Today is known as Lag Ba’Omer, an acronym of the Hebrew letters that add up to 33, lamed and gimmel (לַ״ג). The day has a couple of associations relevant to this project.
The first is that it is understood as the yahrzeit of Rabbi Shimon Bar Yochai, the purported (though not) author of The Zohar, the seminal text of Jewish kabbalah — and thus an important source of the sefirot we’ve been discussing here.
It’s also the day that a plague and its deaths ended. (Ken yehi razton!) One of the reasons that the period of the counting of the Omer is associated with mourning (which is why some don’t cut their hair, or hold weddings, or listen to music) is that 24,000 of Rabbi Akiva’s disciples died during this period.
Traditional celebrations, marking the end of a period of mourning, include huge bonfires (obviously not possible this year). Children also sometimes play with bows and arrows. Today T’ruah has a great twitter thread about the connection between that play and today’s pandemic.
It’s a nice coincidence that this turning point day of the Omer connects back to the first day, because first baseman Eddie Murray played with Day 1’s Ozzie Smith in high school. What an infield that must have been. (During his MLB career, Murray also was the teammate of two others in this series, Jim Palmer in Baltimore, and Jim Thome in Cleveland.)

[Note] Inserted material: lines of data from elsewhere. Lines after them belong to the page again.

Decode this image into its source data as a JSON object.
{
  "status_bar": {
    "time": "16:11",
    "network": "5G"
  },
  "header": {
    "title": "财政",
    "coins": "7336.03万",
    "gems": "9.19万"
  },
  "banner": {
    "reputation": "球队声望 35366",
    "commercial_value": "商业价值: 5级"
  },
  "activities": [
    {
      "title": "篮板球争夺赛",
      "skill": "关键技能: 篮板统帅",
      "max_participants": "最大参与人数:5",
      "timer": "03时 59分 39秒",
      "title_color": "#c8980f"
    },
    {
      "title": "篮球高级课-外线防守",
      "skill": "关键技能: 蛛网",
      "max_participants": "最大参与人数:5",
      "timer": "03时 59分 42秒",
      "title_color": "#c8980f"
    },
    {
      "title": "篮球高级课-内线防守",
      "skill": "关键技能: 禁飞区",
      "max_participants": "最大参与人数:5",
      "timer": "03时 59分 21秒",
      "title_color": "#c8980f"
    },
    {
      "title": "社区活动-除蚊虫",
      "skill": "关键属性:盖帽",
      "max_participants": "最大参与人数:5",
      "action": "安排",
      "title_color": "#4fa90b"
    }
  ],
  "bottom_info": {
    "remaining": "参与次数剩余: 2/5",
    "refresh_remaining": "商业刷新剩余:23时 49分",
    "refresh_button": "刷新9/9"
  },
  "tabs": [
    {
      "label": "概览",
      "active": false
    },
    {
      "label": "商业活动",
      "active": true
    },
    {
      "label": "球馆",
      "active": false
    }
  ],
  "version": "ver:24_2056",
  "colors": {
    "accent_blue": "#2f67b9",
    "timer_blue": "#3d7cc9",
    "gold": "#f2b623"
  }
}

Appropriately, this week of hod is populated by humble players, and Murray is no different. He was a giant, to be sure: Bill James rates him the fifth-best first baseman in history. And Murray’s best year, James said, was every year. His consistency over 21 seasons resulted in 3,255 hits, 560 doubles, 504 home runs, and 1,197 RBI. He was only the third player in history to get to 3,000 hits and 500 homer. He was an eight-time All-Star and the 1977 AL Rookie of the Year.
A few days ago, Baltimore posted a nice retrospective on Murray, including that 500th homer.
For most of his career, Murray’s portrayal in the media was not a great one: He was distrustful of and disinterested in talking with reporters. He didn’t want attention — he just wanted to play ball. Batting practice wasn’t a show (“I knew I could hit a fastball down the middle over the right-field fence,” he told a teammate. “Why spend all my batting practice doing what I know I can do?) — it was a chance to work on his timing. He strove for consistency, and he delivered: Every year from 1980 to 1985, he hit batted about .300, with about 30 HRs, and about 110 RBI. The L.A. Times summed it up: “That’s his style — consistent, low key, professional.”
And his teammates loved him for it. They made him captain in 1986, the first in franchise history (an honor he of course didn’t accept right away). A few months ago, Joe Posnanski profiled Murray as a perennial fan favorite.
In our counting we move towards joy, so let’s count Day 33 in honor of this player who just wanted to show up every day and to be a part of a team, manifesting beautifully that double dose of humility.